The main engine of the British web of spying, infiltration and opinion moulding was an outfit called British Security Co-ordination headed by a remarkable Canadian called William Stephenson, who characteristically allowed himself to be known under the code name Intrepid - actually his organisation's cable address.

The ranks of Stephenson's teams, who apparently called themselves the Baker St Irregulars after Sherlock Holmes' band of street life informants, included a motley crew of misfits whose key skill was their ability to mix in the right social and political circles. The young Roald Dahl, whose RAF flying career had come to an end after he was injured in a crash, was a perfect match with his heroic record, his extreme good looks and a killer charm.

Conant uses Dahl's slide into the undercover world to paint a broader picture of the hectic intelligence world of the time and of the murky waters of American politics in which Dahl and his colleagues swam. Backed by an intense friendship with the Texan oil tycoon and newspaper owner Charles E. Marsh, Dahl cultivated a high level string of contacts - and lovers - who were players in politics and media.

Like his peers, such as Bond writer Ian Fleming and future advertising guru David Ogilvy, he fed a stream of information in both directions.
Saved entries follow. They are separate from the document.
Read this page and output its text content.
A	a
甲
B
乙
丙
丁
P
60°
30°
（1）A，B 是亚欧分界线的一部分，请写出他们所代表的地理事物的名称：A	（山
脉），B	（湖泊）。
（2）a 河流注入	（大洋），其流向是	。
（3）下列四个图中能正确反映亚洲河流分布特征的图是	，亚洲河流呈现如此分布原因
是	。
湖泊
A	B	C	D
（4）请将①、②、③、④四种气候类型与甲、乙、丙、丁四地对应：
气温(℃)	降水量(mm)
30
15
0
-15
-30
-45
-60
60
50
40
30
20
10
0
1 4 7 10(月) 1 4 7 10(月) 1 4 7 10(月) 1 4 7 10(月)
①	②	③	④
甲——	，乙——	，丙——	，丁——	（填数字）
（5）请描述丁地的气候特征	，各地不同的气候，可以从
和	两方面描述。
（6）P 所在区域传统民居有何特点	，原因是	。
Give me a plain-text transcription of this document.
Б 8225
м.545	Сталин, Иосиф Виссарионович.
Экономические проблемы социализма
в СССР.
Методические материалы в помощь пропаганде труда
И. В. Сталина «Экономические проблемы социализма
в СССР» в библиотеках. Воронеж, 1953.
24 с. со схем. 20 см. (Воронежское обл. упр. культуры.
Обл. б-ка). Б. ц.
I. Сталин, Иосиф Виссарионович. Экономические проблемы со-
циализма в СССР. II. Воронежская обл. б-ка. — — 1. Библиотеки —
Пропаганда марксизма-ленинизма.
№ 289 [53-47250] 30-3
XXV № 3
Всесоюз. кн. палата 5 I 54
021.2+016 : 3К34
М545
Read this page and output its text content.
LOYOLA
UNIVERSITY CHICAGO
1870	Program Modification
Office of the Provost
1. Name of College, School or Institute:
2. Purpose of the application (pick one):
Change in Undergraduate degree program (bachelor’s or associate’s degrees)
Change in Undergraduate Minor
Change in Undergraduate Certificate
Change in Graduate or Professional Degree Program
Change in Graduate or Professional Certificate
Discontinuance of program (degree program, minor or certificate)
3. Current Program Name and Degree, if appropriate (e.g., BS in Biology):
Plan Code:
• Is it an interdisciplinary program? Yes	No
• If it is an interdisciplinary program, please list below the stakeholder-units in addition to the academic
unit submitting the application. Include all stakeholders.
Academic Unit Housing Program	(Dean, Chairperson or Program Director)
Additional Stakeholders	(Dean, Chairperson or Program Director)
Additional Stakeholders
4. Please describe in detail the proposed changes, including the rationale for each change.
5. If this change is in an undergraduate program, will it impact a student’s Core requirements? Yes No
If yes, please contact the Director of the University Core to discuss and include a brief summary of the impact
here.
The input that the British managed to secure in the work of some of America's most influential journalists, in particular, seems to have been considerable.

How successful all this was remains a matter for debate. Much of Dahl's work seems to have been little more than gossip-gathering and his friends may have been less influential than they thought. There is continuing controversy about the real impact of the overall intelligence effort.

Not unnaturally, those involved, like Stephenson, have cultivated the belief that their influence was enormous but the hard evidence is a little thin and clouded by the practitioners' penchant for never telling a straight story. When the Germans were obviously heading for defeat the emphasis switched to trying to secure a British place in the American-dominated post-war world and that didn't seem to work too well.

Dahl became involved in air travel talks that sound about as riveting as a GATT round. There's no doubt, however, that the British effort had an impact on the Americans' own development of intelligence gathering, inspiring both resentment that the Brits should be operating at all inside the United States and an appreciation of what influence-peddling might do. That legacy might still be with us. Conant delivers a convincing picture of those extraordinary times, stuffed with extraordinary characters, although her British references are a bit wobbly.

The inhabitants of Cardiff, for example, might be surprised to hear they come from a fishing village. But it is a more significant weakness of the book that Dahl himself is one of the less interesting and certainly less appealing characters. His mentor, Charlie Marsh, with his bizarre domestic life and his monstrous ego, emerges as a more fascinating figure. But he didn't write Charlie and the Chocolate Factory.

The Irregulars
By Jennet Conant (Simon and Schuster $34.99)

* John Gardner is an Auckland reviewer.